Similarly, for all odd multiples y of k: y*k = (n+1)/2 + (y - 1)/2

.'.

The index of each term in the sequence k, 1, k + 1, 2, k + 2, 3, k + 3, .... , n-1, k - 1 , which is essentially the ((n+1)/2)

^{th} row of the multiplication table of Z

_{n}, reveals a few ways of finding powers of 2 mod n.

My previous algorithm for generating consecutive powers of 2 mod n in reverse order required the explicit generation of this particular row but the recurrence relation for the new algorithm that I described in the beginning of this post does not.

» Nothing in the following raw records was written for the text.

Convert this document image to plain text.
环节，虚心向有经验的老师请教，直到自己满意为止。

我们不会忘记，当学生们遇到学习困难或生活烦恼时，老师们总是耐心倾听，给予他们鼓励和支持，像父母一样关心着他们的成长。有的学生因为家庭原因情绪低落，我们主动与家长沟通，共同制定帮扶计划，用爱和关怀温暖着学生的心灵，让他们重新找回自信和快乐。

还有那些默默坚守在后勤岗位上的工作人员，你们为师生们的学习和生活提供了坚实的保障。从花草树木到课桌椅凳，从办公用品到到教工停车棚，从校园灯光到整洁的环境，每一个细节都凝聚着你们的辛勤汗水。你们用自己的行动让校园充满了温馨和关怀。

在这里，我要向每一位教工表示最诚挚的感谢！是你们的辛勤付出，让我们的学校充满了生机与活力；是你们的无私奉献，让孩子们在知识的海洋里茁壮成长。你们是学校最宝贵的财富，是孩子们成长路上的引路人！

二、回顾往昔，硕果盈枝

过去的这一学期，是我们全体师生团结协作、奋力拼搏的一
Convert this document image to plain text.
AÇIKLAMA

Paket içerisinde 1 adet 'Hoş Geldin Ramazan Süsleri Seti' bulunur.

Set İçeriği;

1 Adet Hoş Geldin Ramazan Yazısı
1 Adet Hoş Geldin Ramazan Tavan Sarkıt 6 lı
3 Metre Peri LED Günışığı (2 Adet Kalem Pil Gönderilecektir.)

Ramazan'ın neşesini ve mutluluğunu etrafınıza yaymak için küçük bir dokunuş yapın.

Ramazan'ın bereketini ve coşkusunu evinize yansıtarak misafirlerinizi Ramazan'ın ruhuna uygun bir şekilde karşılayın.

I implemented the new algorithm in Javascript below for reference.

```
/* -------------------------------------------------
This content is released under the GNU License
http://www.gnu.org/copyleft/gpl.html
Author: Marina Ibrishimova
Version: 1.0
Purpose: Find all powers of 2 and (n+1)/2 mod n
---------------------------------------------------- */
//generate powers of 2 from highest to lowest exponent
function powers_of_two_backwards_again(n)
{
var k = (n+1)/2;
var halfie = k;
var powers = new Array();
do{
powers.push(k);
if (k%2 == 0)
{k = k/2;}
else
{k = ((k-1)/2)+halfie;}
}while(k != 1)
return powers;
}
```

And embedded bellow is a demo.

This algorithm is reminiscent of the algorithm behind the Collatz conjecture.